В жизни ничто не совпадает, но многое повторяется. Погода часто менялась, и неудивительно, что однажды выдался вечер, когда море снова гнало волны, закат был багров, берег пустынен и все трое двигались вдоль полосы прибоя. Все остальное было иным: облака не походили на клинопись, в песке нельзя было найти ни единой божьей коровки, и хотя волны взметались сильней, чем тогда, их ритм ни в чьей душе не отзывался ни стихами, ни научными фантазиями. С моря дул тёплый ветер, надсадно кричали чайки, Гриднев и Шорохов шли впереди, переговариваясь о чем-то вполне обыденном, и только Этапин, как прежде, искал камешки, на этот раз с особым пылом и рвением, поскольку затихающий шторм мог принести из новой неподалёку выработки янтаря что-нибудь стоящее. Босые ноги Этапина порой скрывались в мутном накате, он отскакивал, стремглав возвращался, перетряхивал выброшенные на берег водоросли и только что не рыл носом песок.

— Муж, упорный в своих намерениях, — заметил Шорохов.

— Бульдозер, — кивком подтвердил Гриднев. — Такими любое дело крепко.

— И познание тоже?

— Странный вопрос! Он же учёный, или, как теперь принято говорить, научный работник.

— Признаться, он мне не показался таким, когда все требовало от него мысли.

— Это когда же?

— Когда обсуждалась идея морской цивилизации.

— А-а!
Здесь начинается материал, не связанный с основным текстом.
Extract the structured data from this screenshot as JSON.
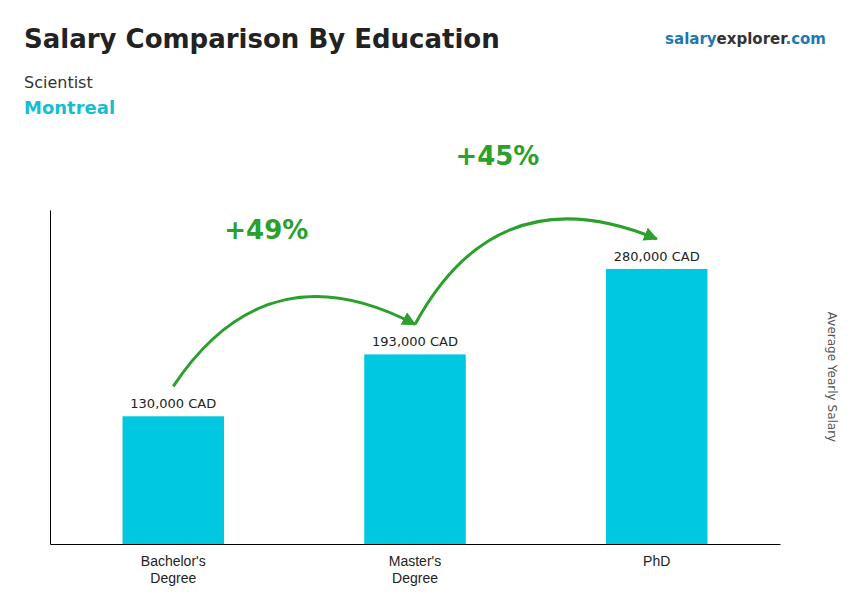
{
  "chart_data": {
    "type": "bar",
    "title": "Salary Comparison By Education",
    "subtitle": [
      "Scientist",
      "Montreal"
    ],
    "watermark": [
      "salary",
      "explorer",
      ".com"
    ],
    "ylabel": "Average Yearly Salary",
    "categories": [
      "Bachelor's\nDegree",
      "Master's\nDegree",
      "PhD"
    ],
    "values": [
      130000,
      193000,
      280000
    ],
    "value_labels": [
      "130,000 CAD",
      "193,000 CAD",
      "280,000 CAD"
    ],
    "data_labels": true,
    "annotations": [
      "+49%",
      "+45%"
    ],
    "color": "#00c8e0",
    "ylim": [
      0,
      340000
    ],
    "tick_labels": "x"
  }
}
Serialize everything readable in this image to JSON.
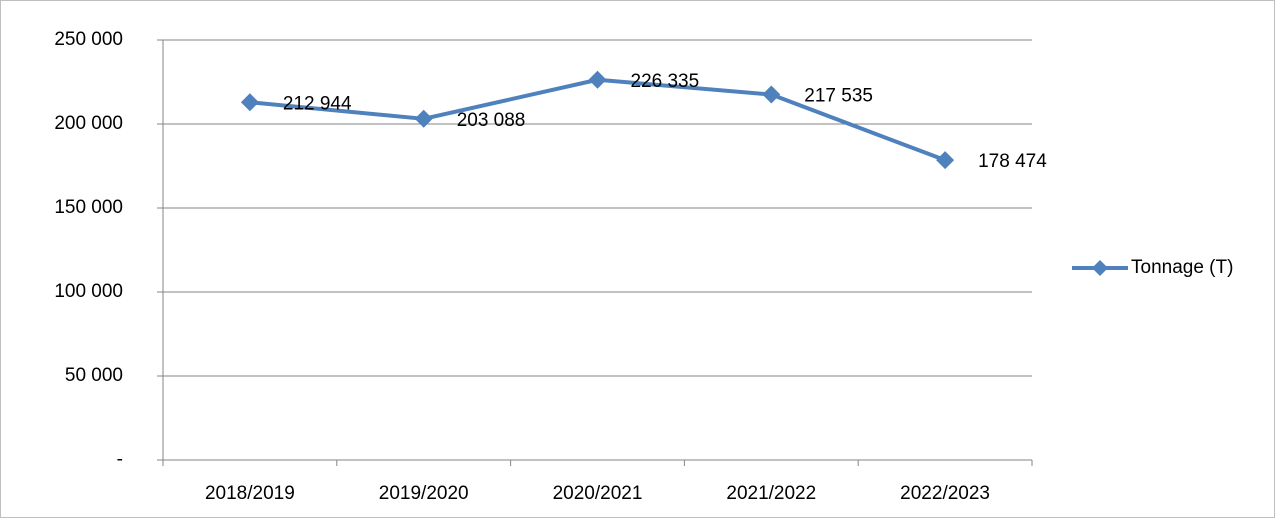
{
  "chart_data": {
    "type": "line",
    "categories": [
      "2018/2019",
      "2019/2020",
      "2020/2021",
      "2021/2022",
      "2022/2023"
    ],
    "series": [
      {
        "name": "Tonnage (T)",
        "color": "#4f81bd",
        "values": [
          212944,
          203088,
          226335,
          217535,
          178474
        ],
        "value_labels": [
          "212 944",
          "203 088",
          "226 335",
          "217 535",
          "178 474"
        ]
      }
    ],
    "ylim": [
      0,
      250000
    ],
    "yticks": [
      {
        "value": 0,
        "label": "-"
      },
      {
        "value": 50000,
        "label": "50 000"
      },
      {
        "value": 100000,
        "label": "100 000"
      },
      {
        "value": 150000,
        "label": "150 000"
      },
      {
        "value": 200000,
        "label": "200 000"
      },
      {
        "value": 250000,
        "label": "250 000"
      }
    ],
    "grid": true,
    "legend": "right"
  }
}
Но это же так, умственный экзерсиз… Я тогда говорил не как учёный, значит, и Этапин не мог им показаться.

— Он что, как Луна, светит отражённым светом?

— Ничего подобного! — отрезал Гриднев. — Очевидно, я неудачно выразился. Этапин не светит и светить не должен, потому что он учёный-администратор. Совсем другая функция, ясно? Так вот к чему все эти окольные расспросы… Действительно, фигура новая, для вас, литератора, непривычная, как будто учёный и вроде бы нет — загадка! Нет тут загадки. Обычное следствие разделения труда, ничего больше. И знаете что? Такой, как я, романтик без Этапиных сейчас немногого стою… Да, да! Нравится мне это или нет, таковы обстоятельства.

— Можно подумать, что вы зависите от Этапина, а не наоборот!

— Зависит ли мозг от мышц и жира? Поверьте, это не пустая аналогия. Дни Ньютона и Менделеева, увы, миновали… Наука становится сложным организмом, и каждый из нас, теряя самостоятельность, превращается в клеточку её тела. Со всеми вытекающими отсюда последствиями. О, не думайте, Этапин по-своему весьма изобретателен и умен! Только если я могу проявить себя и в околонаучном споре, то он в этой ситуации бледен и жалок. Вот если бы я строго обосновал перспективную идею, поманил многообещающим результатом, тут, будьте уверены, Этапин бы развернулся и на стадии осуществления плана уже я выглядел бы невзрачно. Как это у Пушкина? “Пока не требует поэта к священной жертве Аполлон…” Сказано о каждом. Сейчас Этапину просто не к чему приложить свои способности, разве что к камешкам. Тут энергия, страсть — все при нем. Да вы взгляните!

Обернувшись, оба посмотрели на приземистого человечка в закатанных штанах, который упорно рылся в песке, водорослях и гальке, тогда как вокруг гремело море. Странная ассоциация: Шорохову он на мгновение показался озабоченным гномом.